I took that warning to heart. “Thank you. I can’t help but wonder though.”
Tearing my eyes from the damaged medallion, I met the Onsolain’s shining gaze. “Did you and Nath plot this together? Getting me involved? I know you two are estranged, but I can’t imagine you didn’t have anything to do with your twin cooperating with the Choir.”
Eanor lifted her chin, then looked out over the sea. With a sigh, she shook her head. “My sister tells me nothing without a trace of poison, and I have long learned not to trust her. In this, she acted of her own volition… perhaps she believed her actions to be for some noble purpose, whatever twisted means she employed to accomplish it. That has always been her way — to veil every deed in a twisted bramble, so you can discern neither motive or intent. There is a very good reason why she gravitated toward the Briar.”
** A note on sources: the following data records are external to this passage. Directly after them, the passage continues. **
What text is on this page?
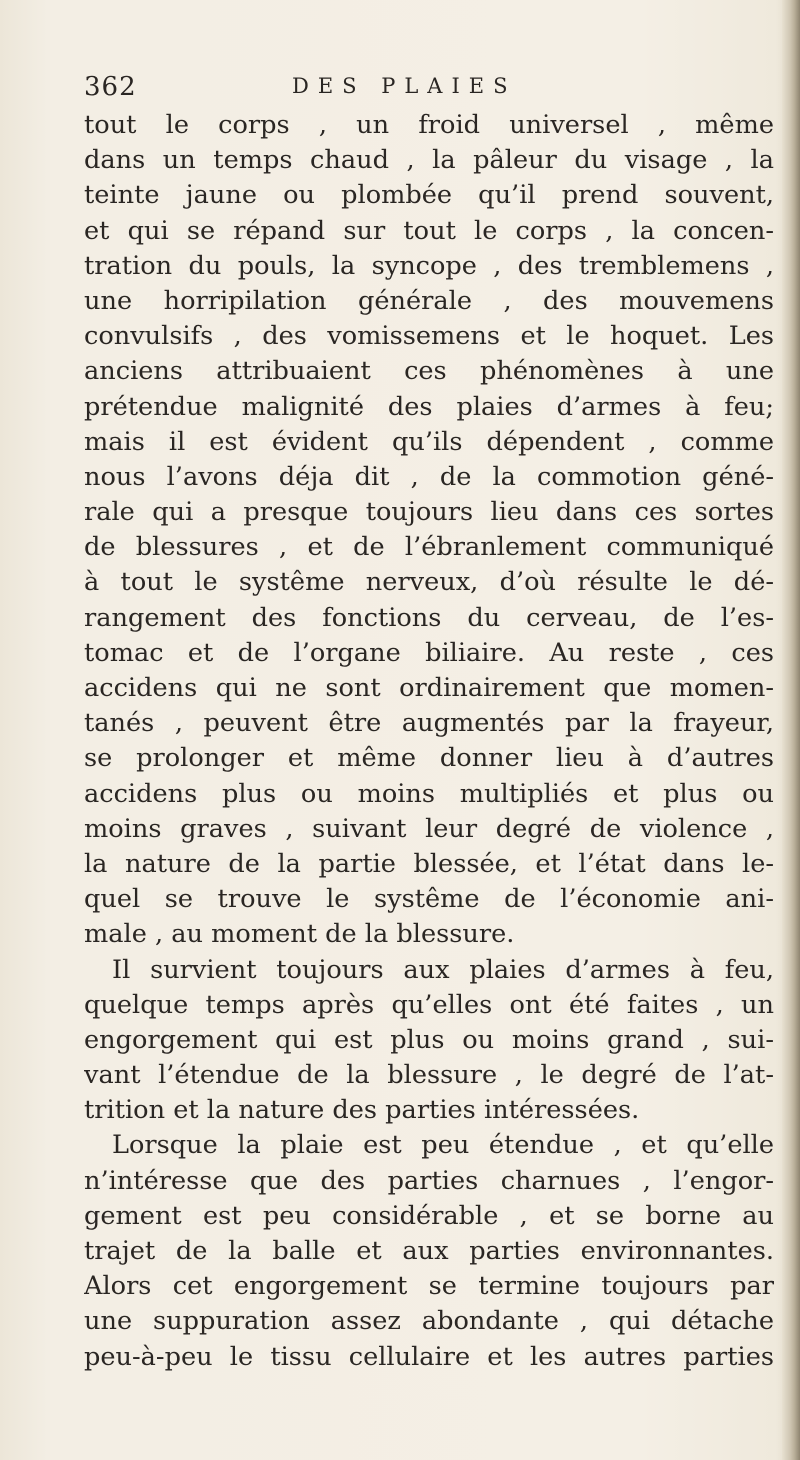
362	DES PLAIES
tout le corps , un froid universel , même
dans un temps chaud , la pâleur du visage , la
teinte jaune ou plombée qu’il prend souvent,
et qui se répand sur tout le corps , la concen-
tration du pouls, la syncope , des tremblemens ,
une horripilation générale , des mouvemens
convulsifs , des vomissemens et le hoquet. Les
anciens attribuaient ces phénomènes à une
prétendue malignité des plaies d’armes à feu;
mais il est évident qu’ils dépendent , comme
nous l’avons déja dit , de la commotion géné-
rale qui a presque toujours lieu dans ces sortes
de blessures , et de l’ébranlement communiqué
à tout le systême nerveux, d’où résulte le dé-
rangement des fonctions du cerveau, de l’es-
tomac et de l’organe biliaire. Au reste , ces
accidens qui ne sont ordinairement que momen-
tanés , peuvent être augmentés par la frayeur,
se prolonger et même donner lieu à d’autres
accidens plus ou moins multipliés et plus ou
moins graves , suivant leur degré de violence ,
la nature de la partie blessée, et l’état dans le-
quel se trouve le systême de l’économie ani-
male , au moment de la blessure.
Il survient toujours aux plaies d’armes à feu,
quelque temps après qu’elles ont été faites , un
engorgement qui est plus ou moins grand , sui-
vant l’étendue de la blessure , le degré de l’at-
trition et la nature des parties intéressées.
Lorsque la plaie est peu étendue , et qu’elle
n’intéresse que des parties charnues , l’engor-
gement est peu considérable , et se borne au
trajet de la balle et aux parties environnantes.
Alors cet engorgement se termine toujours par
une suppuration assez abondante , qui détache
peu-à-peu le tissu cellulaire et les autres parties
She lifted her head toward some distant point, as though hearing a far away sound. “Our time is done. I will leave you with this, Alken — we shall not forget this service. We forget none of your work, but in this there is no mask of blood to sully the cause. You put faith where it was needed. In that, you have my support.”
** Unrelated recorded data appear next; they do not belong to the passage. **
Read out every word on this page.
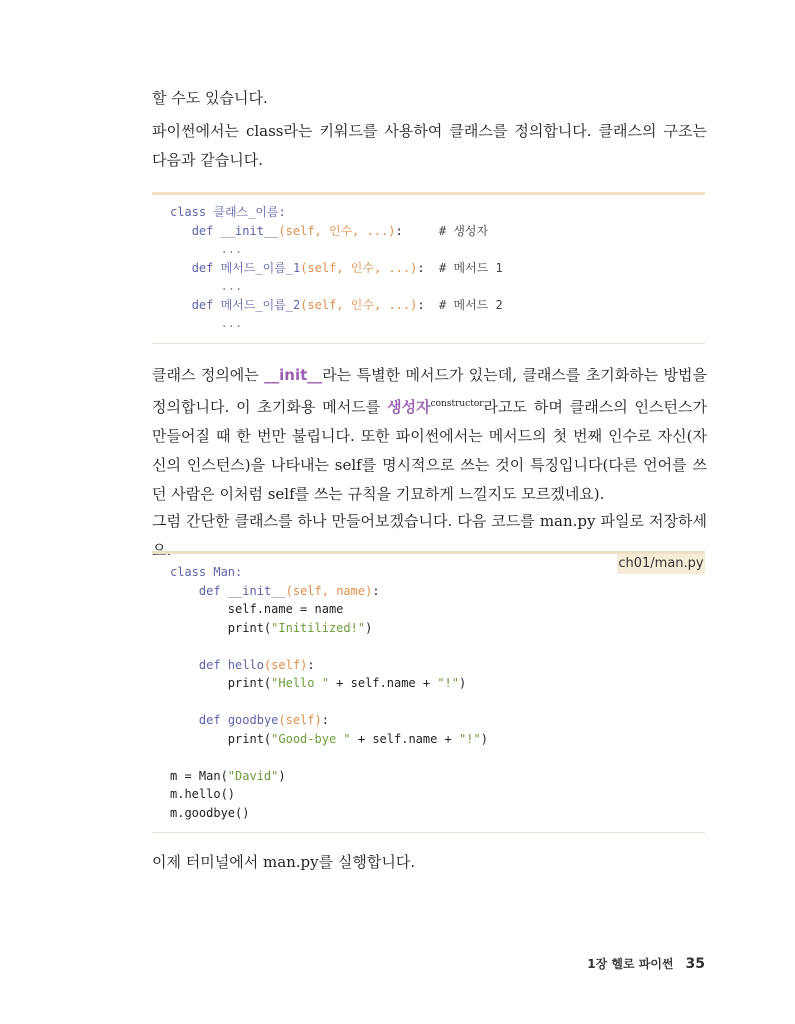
할 수도 있습니다.

파이썬에서는 class라는 키워드를 사용하여 클래스를 정의합니다. 클래스의 구조는 다음과 같습니다.

class 클래스_이름:
def __init__(self, 인수, ...):	# 생성자
...
def 메서드_이름_1(self, 인수, ...): # 메서드 1
...
def 메서드_이름_2(self, 인수, ...): # 메서드 2
...

클래스 정의에는 __init__라는 특별한 메서드가 있는데, 클래스를 초기화하는 방법을 정의합니다. 이 초기화용 메서드를 생성자$^{constructor}$라고도 하며 클래스의 인스턴스가 만들어질 때 한 번만 불립니다. 또한 파이썬에서는 메서드의 첫 번째 인수로 자신(자신의 인스턴스)을 나타내는 self를 명시적으로 쓰는 것이 특징입니다(다른 언어를 쓰던 사람은 이처럼 self를 쓰는 규칙을 기묘하게 느낄지도 모르겠네요).

그럼 간단한 클래스를 하나 만들어보겠습니다. 다음 코드를 man.py 파일로 저장하세요.

ch01/man.py
class Man:
def __init__(self, name):
self.name = name
print("Initilized!")

def hello(self):
print("Hello " + self.name + "!")

def goodbye(self):
print("Good-bye " + self.name + "!")

m = Man("David")
m.hello()
m.goodbye()

이제 터미널에서 man.py를 실행합니다.

1장 헬로 파이썬 35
“Just yours?” I asked wryly.
“No doubt many will be watching Emma for signs of corruption. With her fate untethered, who can say what she will become? But I shall have faith, for your sake and for hers.”
It was as much as I could have asked. I bowed to her. “Thank you, my lady.”
The wind picked up once more, hazing the world in white. I knew I would be pulled back soon, to the castle and all that would come after this night. Eanor’s eyes pierced that gloom, fixing on the medallion.
“You should not keep that thing. It is a treacherous gift, best left in the past.”
Before I could reply, the world turned to white void. Even still, I clutched the medallion tightly.